Der alte Provokateur der deutschen Literatur, der Schriftsteller RAINALD GOETZ, bekam den Georg-Büchner-Preis. Der mit 50 000 Euro dotierte Preis gilt als wichtigste literarische Auszeichnung in Deutschland. Goetz habe sich „mit einzigartiger Intensität zum Chronisten der Gegenwart und ihrer Kultur gemacht“.
Für einen Roman über die alte Bundesrepublik erhielt FRANK WITZEL den Deutschen Buchpreis. Das Buch mit dem Titel „Die Erfindung der Roten Armee Fraktion durch einen manisch-depressiven Teenager im Sommer 1969“ wurde als beste literarische Neuerscheinung des Jahres im deutschsprachigen Raum ausgezeichnet. Der Autor schildert darin in einer Vielzahl von Episoden und Fragmenten die Nachkriegszeit aus der Sicht eines 13-Jährigen im Wiesbadener Ortsteil Biebrich.
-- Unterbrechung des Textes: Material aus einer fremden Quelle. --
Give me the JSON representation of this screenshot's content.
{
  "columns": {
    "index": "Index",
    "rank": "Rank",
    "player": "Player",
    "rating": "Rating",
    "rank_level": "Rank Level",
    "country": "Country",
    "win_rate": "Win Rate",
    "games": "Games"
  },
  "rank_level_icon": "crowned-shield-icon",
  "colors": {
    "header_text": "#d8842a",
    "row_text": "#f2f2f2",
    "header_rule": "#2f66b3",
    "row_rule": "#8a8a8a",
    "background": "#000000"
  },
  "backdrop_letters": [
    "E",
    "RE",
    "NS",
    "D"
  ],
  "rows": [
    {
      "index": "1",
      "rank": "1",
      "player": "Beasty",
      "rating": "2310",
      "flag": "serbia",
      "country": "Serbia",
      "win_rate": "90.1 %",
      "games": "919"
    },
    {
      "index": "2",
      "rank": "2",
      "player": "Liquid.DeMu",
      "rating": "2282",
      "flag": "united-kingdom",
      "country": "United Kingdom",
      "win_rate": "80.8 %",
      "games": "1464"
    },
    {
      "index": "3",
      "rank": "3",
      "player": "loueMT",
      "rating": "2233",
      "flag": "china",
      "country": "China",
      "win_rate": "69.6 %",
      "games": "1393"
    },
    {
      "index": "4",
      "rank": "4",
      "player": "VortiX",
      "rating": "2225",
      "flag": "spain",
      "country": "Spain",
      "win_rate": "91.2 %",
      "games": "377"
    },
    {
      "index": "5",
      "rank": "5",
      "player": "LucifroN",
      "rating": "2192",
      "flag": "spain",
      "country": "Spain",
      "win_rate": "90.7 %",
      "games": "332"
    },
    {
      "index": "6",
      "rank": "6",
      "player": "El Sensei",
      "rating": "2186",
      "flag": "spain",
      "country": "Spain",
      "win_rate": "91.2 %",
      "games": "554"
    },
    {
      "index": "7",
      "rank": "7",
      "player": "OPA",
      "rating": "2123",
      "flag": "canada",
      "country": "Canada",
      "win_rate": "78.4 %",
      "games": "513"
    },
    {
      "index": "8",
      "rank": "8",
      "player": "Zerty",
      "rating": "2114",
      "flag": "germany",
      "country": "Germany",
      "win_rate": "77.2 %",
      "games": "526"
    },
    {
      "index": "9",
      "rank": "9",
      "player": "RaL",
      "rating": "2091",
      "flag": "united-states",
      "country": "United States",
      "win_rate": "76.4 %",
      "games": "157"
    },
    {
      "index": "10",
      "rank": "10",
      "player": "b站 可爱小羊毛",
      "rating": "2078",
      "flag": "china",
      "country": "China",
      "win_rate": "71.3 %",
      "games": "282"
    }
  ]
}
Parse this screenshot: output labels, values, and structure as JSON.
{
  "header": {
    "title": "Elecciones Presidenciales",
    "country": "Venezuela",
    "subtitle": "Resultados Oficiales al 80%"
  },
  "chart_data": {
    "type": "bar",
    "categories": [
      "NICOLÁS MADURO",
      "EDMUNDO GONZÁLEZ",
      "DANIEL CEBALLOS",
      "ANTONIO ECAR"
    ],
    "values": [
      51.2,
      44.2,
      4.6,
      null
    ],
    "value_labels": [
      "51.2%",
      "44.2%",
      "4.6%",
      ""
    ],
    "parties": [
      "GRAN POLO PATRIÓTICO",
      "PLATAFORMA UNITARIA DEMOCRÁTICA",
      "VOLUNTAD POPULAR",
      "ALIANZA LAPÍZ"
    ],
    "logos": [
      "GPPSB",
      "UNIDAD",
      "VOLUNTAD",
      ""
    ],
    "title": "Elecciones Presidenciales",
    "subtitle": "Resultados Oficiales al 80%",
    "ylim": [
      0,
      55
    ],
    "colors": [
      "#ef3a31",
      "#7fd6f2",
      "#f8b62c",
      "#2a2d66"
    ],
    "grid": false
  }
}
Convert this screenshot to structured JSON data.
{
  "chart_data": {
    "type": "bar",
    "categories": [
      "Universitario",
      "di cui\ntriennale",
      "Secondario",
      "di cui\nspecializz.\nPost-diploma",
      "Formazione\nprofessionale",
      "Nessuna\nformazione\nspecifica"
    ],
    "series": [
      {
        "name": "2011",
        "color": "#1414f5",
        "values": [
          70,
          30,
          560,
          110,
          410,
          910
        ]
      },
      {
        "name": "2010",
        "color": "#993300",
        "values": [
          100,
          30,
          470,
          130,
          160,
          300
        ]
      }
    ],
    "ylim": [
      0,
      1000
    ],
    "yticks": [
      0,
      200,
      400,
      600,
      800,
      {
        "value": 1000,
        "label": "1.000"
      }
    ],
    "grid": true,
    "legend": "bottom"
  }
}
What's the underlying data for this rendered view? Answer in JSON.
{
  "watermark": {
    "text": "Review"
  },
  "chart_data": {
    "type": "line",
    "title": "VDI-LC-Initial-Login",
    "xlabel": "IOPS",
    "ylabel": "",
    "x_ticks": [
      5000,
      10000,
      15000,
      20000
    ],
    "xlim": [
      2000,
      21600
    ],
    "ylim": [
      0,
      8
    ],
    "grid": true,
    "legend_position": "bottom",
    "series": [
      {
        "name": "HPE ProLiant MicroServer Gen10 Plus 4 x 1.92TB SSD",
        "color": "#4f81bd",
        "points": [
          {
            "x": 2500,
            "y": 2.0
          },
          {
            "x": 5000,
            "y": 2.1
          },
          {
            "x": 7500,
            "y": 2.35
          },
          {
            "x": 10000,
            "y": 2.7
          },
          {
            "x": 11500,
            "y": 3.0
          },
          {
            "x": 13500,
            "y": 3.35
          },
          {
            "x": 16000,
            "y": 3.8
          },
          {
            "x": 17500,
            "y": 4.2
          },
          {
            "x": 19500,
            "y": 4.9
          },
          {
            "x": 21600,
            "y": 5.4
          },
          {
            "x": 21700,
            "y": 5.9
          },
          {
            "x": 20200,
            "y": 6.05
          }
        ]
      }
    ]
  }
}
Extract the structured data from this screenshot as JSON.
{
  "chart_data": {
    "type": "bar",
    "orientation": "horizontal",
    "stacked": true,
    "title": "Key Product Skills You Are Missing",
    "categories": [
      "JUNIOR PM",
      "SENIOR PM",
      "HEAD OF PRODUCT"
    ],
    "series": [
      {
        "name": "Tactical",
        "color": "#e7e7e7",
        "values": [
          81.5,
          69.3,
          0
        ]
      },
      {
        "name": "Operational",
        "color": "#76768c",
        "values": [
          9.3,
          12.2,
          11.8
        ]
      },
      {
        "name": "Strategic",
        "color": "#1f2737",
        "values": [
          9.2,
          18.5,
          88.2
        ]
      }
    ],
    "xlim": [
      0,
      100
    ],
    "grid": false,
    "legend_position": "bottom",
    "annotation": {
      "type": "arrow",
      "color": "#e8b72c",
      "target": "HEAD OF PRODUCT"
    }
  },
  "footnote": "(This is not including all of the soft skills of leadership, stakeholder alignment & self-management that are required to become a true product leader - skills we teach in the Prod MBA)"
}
AUSBLICK: Der Buchhandel sieht sich trotz eines leichten Umsatzrückgangs auf einem guten Weg. Dem deutschen Buchmarkt geht es nach Angaben des Börsenvereins gut. Das Ergebnis vorausgegangener Jahre sei geprägt gewesen von einzelnen, besonders starken Titeln wie „Harry Potter“ oder „Shades of Grey“. „Deshalb sehen wir ein leichtes Minus auch mit Gelassenheit, weil es lediglich zeigt, dass wir diese wirtschaftlichen Ausnahmetitel in diesem Jahr nicht haben.“ Wo also kommt der nächste Weltbestseller her?